Beneath the glamour is a sickly sweet rot. The pop machine itself has obscured it with tabloid drama. Now, after years of hiding behind a strange defiance, it seems like Swift is ready for her close-up. For better and for worse, it’s the performance of a lifetime.



Don’t say I didn’t, say I didn’t warn ya:

3 Comments

  1. I have really mixed feelings about this album in a way that I haven’t been able to put a finger on, and your write-up here definitely helped me think through that. You describe some of the tracks as ‘uncomfortable’ and that is spot on… I find Folklore, with all of its weird mixing of profound melancholy and banal pop stylings, to be discomforting to the point of being unlistenable at times. The track ‘Epiphany’ in particular stands out for me as being in this mode… I recently lost a friend to an unsuccessful cancer surgery, and the focus on medical death, psychological trauma (and release) in the context of both this personal event and the wider situation with coronavirus unfolds in a way that is a bit much!

    You also describe the album as being ‘Lynchian’ at times, with its play of a surreal, normalized surface and hidden, decadent depths being the motif that links the tracks together. This seems extremely apt, from the Hollywood-in-decline vibes that crop up repeatedly to the broader (career-spanning) trend of artificialized Americana. But even some of the tracks (including Epiphany) tap into the synthy dream-pop that brings to my mind Twin Peaks. I have no idea if this is intentional or not, or is born from a mutual interest in the genre on the part of both Lynch and Swift (the obvious mutual admiration of Lana del Rey by both parties also folds neatly as another point in this).

    The third season of TP has been on my mind a lot lately, in particular the use of a variety of dream/synth pop tracks throughout the musical codas that ended each episode. I recall some critics saying that the modernization of Twin Peaks (both in terms of the reboot but also the literal modernization of the in-universe town) caused it to lose a bit of surrealist edge (surreal in this sense being the strange anachronistic time-character of the locale). But the use of dream pop, and the accompanying fashion sense used — and maybe even the color template of certain scenes — still seemed anachronistic to me. For a show released in 2017, it *looked* as if it was set in cultural climate of 2010 through roughly 2014 — which in my mind was really an extension of the cultural formations that you note as emerging within the context of the Recession years.
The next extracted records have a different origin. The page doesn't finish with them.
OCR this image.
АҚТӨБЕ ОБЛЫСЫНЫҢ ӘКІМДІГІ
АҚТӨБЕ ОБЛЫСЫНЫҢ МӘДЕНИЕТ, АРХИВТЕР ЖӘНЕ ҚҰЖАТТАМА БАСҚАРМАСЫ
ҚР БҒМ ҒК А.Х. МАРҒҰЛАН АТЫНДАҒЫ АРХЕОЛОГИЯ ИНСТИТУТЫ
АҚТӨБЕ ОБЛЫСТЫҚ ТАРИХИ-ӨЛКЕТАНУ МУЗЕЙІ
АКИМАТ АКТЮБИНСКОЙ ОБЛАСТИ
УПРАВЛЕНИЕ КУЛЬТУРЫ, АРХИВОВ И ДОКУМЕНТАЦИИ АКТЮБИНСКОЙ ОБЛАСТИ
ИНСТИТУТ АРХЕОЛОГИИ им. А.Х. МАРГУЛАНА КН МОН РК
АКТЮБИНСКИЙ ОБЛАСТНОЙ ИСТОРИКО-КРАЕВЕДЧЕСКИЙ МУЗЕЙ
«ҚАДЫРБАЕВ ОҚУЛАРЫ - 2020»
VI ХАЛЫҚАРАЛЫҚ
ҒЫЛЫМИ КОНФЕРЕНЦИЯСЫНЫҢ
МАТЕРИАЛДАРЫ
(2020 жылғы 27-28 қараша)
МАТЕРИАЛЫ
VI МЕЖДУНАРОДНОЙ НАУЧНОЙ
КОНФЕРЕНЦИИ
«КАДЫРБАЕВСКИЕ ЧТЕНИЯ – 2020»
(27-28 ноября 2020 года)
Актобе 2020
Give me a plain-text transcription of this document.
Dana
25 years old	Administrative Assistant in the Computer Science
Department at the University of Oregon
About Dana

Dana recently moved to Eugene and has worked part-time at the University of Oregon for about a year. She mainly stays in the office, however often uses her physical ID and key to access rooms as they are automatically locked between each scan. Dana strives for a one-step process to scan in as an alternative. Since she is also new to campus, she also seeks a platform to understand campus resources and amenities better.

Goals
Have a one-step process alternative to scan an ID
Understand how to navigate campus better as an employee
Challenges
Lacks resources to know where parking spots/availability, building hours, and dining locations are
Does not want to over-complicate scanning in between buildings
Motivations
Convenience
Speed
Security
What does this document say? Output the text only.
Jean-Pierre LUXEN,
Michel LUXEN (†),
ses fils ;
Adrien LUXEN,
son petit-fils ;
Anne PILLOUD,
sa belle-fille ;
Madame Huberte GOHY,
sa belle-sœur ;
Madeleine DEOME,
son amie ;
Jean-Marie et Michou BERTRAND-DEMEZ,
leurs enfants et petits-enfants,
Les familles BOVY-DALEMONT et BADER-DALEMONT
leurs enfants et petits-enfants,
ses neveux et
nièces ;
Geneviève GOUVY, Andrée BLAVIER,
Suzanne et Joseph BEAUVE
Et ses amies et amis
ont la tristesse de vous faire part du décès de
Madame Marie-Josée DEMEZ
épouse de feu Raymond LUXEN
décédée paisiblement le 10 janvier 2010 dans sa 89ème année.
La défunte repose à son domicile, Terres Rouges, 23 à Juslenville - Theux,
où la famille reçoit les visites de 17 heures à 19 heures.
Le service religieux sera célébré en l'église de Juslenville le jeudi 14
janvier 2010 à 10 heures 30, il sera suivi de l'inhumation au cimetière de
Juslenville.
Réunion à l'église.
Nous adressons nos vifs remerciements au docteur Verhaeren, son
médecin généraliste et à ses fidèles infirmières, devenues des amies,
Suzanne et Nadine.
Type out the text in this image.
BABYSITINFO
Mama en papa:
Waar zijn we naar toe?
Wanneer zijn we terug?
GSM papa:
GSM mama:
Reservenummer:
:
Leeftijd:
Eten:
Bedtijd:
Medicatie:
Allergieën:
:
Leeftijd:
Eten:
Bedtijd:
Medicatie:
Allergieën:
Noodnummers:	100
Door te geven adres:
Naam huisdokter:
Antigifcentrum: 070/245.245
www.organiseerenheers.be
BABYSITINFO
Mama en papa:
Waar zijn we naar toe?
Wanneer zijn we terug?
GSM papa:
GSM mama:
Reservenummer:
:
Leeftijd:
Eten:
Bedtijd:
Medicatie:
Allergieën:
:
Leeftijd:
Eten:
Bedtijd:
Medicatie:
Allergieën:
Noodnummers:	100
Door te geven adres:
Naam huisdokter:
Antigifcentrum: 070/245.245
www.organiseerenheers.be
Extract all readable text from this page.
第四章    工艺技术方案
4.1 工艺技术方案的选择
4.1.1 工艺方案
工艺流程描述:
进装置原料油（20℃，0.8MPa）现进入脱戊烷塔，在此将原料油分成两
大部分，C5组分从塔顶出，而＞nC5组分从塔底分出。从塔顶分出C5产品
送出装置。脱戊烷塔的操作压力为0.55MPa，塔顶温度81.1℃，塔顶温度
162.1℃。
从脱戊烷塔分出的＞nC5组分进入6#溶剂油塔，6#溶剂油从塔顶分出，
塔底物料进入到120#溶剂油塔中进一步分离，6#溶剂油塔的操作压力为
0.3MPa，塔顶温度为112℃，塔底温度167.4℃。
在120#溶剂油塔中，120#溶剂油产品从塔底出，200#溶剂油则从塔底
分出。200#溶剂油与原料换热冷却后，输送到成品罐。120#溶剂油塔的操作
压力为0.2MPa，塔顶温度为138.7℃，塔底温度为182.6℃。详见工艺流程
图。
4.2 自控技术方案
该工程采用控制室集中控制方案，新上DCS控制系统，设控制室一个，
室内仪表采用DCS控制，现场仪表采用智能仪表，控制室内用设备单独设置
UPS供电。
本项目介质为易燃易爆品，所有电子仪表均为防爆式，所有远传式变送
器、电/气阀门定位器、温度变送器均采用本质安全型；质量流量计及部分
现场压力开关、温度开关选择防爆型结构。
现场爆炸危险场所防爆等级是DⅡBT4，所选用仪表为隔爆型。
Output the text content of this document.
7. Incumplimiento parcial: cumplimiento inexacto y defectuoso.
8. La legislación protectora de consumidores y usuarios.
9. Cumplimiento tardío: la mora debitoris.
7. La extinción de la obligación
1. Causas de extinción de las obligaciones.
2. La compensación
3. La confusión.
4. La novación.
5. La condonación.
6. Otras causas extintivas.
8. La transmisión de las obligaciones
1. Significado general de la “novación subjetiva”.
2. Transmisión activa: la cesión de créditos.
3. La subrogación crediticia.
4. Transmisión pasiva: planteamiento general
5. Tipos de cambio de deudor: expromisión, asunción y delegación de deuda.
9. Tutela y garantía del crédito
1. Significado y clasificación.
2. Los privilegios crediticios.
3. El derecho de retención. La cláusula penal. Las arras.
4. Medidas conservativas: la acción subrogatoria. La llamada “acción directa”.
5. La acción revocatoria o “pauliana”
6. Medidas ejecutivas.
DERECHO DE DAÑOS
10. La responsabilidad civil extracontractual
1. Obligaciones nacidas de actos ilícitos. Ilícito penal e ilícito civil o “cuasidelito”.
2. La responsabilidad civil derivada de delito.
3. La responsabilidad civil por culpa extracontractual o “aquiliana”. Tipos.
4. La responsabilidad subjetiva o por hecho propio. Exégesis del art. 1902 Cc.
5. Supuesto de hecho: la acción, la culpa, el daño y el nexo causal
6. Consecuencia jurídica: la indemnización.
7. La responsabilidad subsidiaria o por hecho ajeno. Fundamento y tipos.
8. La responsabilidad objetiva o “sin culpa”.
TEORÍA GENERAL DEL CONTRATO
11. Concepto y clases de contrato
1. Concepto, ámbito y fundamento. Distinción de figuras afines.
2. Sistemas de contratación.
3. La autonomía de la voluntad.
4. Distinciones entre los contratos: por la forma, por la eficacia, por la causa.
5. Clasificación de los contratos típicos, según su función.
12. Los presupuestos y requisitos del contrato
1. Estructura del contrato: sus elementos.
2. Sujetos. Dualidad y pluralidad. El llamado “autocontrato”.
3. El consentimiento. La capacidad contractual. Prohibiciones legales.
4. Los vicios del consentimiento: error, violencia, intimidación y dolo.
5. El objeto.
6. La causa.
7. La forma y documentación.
Perhaps this is reading into something that is not there, but it seems very deliberate to me.

    Across the whole span, my perception of popular ‘indie’ culture pivoted around the twin poles of the folk revival and the dream/synth pop moment. The question of Twin Peak’s third season aside, this is (as you point out) the basic template for Folklore. The name deliberately invokes ‘folk’, and the whole neo-Americana aesthetic harkens back to this constantly. At the same time, the music tilts between this form and the synthetic… I’m curious as to why. Is it a simply case of repetition in the face of similar, yet different, traumatic events? Or is it an indication of how narrow the distance between present-nostalgia and its vanished object has become? Or something deeper still?